Combined, the pumpkin and squash categories now make up a £24m market. But growers like Paul Southall, commercial director for Southalls of Norchard, feel there is much more to come from an enigmatic category that straddles many markets and is extremely versatile.
“Our experience is that it’s scaling up. We’re getting more demand and hopefully that will continue this year,” says Southall, who grows pumpkins and squash on a 135-hectare farm in Worcestershire.
“We grow a range of pumpkins and squashes – about 25 to 26 varieties. We have started selling edible pumpkins and mixed squashes, as well as munchkins,” he explains, the latter referring to an array of multi-coloured and multi-sized pumpkin-like squashes.
“Over a period of five years we’ve developed the mixed squash range through a series of trials. It’s become a really important operation for us. We have quite a range of customers from supermarkets to farm shops and some wholesalers.”
Southall says pick your own also provides another sales channel, something particularly popular for Halloween. Fellow pumpkin growers Foxes Farm Produce also use pick-your-own to help cut food waste.
While the dominant cooking squash at the moment is butternut squash, mostly coming from Portugal and Greece at this time of year, Southall says the mixed squash ranges are “predominantly UK-grown”.
He is currently aiming to expand the season deeper into winter, when squashes find their most fitting environment outside of Halloween. “Things like Bonfire Night and Thanksgiving, it’s a great product for those kind of events.
“We start harvesting early September and we have invested in covers to get the early plants. We’re going to try and continue to grow after Christmas.

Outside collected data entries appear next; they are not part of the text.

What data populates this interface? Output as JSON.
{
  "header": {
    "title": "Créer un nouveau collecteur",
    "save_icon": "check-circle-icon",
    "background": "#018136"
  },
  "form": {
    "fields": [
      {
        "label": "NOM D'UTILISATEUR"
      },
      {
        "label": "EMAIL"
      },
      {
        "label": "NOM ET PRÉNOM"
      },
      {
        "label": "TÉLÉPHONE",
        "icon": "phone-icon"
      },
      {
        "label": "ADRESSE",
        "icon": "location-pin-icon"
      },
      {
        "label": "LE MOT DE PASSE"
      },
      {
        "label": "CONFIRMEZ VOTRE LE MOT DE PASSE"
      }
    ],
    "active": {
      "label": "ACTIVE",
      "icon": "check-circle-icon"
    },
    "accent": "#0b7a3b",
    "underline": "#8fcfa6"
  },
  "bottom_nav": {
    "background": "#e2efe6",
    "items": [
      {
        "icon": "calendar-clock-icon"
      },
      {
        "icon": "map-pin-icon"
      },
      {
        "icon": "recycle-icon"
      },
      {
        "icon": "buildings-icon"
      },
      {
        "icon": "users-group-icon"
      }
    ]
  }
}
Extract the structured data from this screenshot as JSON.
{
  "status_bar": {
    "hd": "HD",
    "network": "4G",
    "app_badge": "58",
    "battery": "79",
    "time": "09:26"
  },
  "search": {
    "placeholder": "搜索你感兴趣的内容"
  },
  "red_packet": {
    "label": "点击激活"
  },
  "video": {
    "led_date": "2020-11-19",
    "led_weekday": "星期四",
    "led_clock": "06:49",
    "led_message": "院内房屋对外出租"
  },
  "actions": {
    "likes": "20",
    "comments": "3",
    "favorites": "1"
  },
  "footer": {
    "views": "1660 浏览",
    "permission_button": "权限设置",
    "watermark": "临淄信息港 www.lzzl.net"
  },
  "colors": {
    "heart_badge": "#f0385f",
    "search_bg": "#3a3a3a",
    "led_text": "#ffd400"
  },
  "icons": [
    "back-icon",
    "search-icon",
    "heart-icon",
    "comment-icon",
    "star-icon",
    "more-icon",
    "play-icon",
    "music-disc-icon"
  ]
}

We’re aiming to go through from now until at least the middle of December.
“What we produce is very versatile; you can have them in a basket, in the kitchen, they look good as an ornamental, and they are good to eat as well. They all have different flavours and tastes; it’s a great product.”
Particularly exciting for squash is the rise of vegetarianism, flexitarianism, veganism, and any other –ism currently placing fruit and veg centre of the plate.
“They definitely fit the movement towards vegetarianism and veganism, as they are fibrous and they soak up the flavour of dishes like curries,” Southall says.
This year, conditions bode well for a good crop, after last summer’s heatwave made growers work extra hard for their produce. “In terms of production, it’s an even crop. It was very dry last year so we had to irrigate a lot, and we have had a reasonable amount of sunshine and rain.”
Going forward, growers like Southall still believe there are greater sales to be had from current focus points such as Halloween. “We think there’s more growth in Halloween, which is still building in sales of pumpkins.,” he says. “Sales in the US are higher than they are here and I don’t see why we can’t develop along those lines.”